No perfecto would be complete without a critical play to preserve the bid, and Anthony Rizzo supplied just that for the Yankees when he dove to his left to smother a 106.5 mph grounder off the bat of Seth Brown in the bottom of the fifth. Rizzo snared it, then flipped it to Germán at first for the out.
"I knew it was a fantastic play by Rizz," catcher Kyle Higashioka said. "I thought it was hit hard. … I didn't have a great view of that play, but I saw him lay out for it. He's a Platinum Glover for a reason."
Rizzo also made a nice grab on a throw from third baseman Josh Donaldson that veered slightly wide to end the eighth inning, stretching across the bag but managing to keep his foot down to retire Oakland's Jonah Bride.
Equally historic as Germán's feat on the mound was the amount of run support he received from a Yankees' offense that has been scuffling in June.

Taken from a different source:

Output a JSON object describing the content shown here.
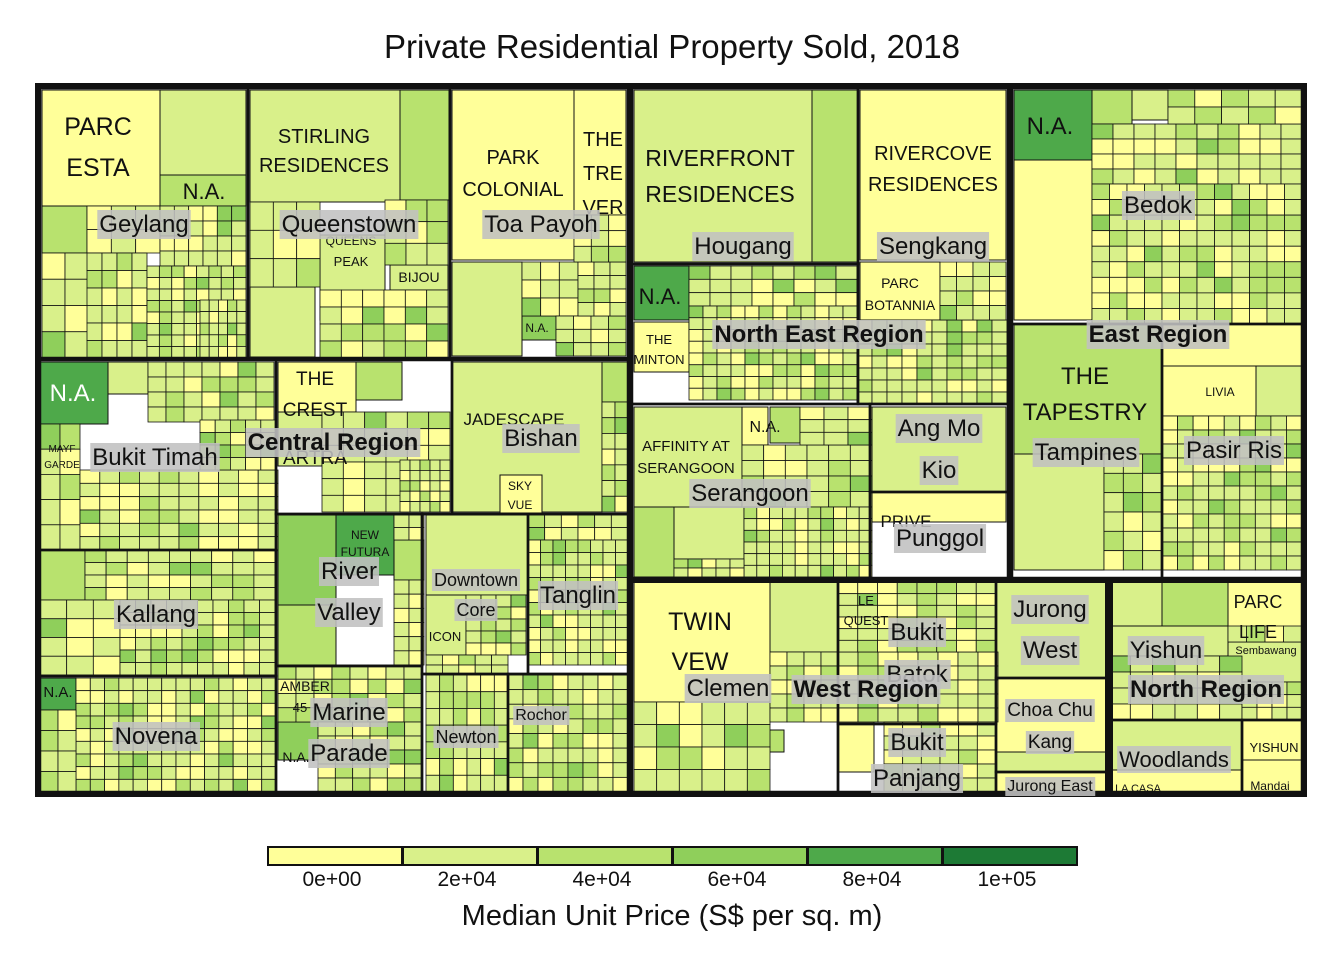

The 11 runs scored behind him are the most in any perfect game, topping the Giants’ 10-0 victory in Matt Cain’s in 2012. The only Yankees no-hitter with a larger margin of victory was the team’s 13-0 win behind Monte Pearson on Aug. 27, 1938.
Higashioka has now been behind the plate for the last two historic Yankees pitching performances: Germán's perfecto and Corey Kluber's no-hitter in 2021. While he may be a common thread between those two games, Higashioka maintained that he didn't have much to do with Germán's dominance.
"It was quite different," Higashioka said. "Honestly, I just felt like I was a passenger for this one. Just don't miss the ball, and don't mess it up. Domingo was definitely driving the ship, and he had a plan. I mean, we both had a plan, but he had just ultimate confidence in his stuff."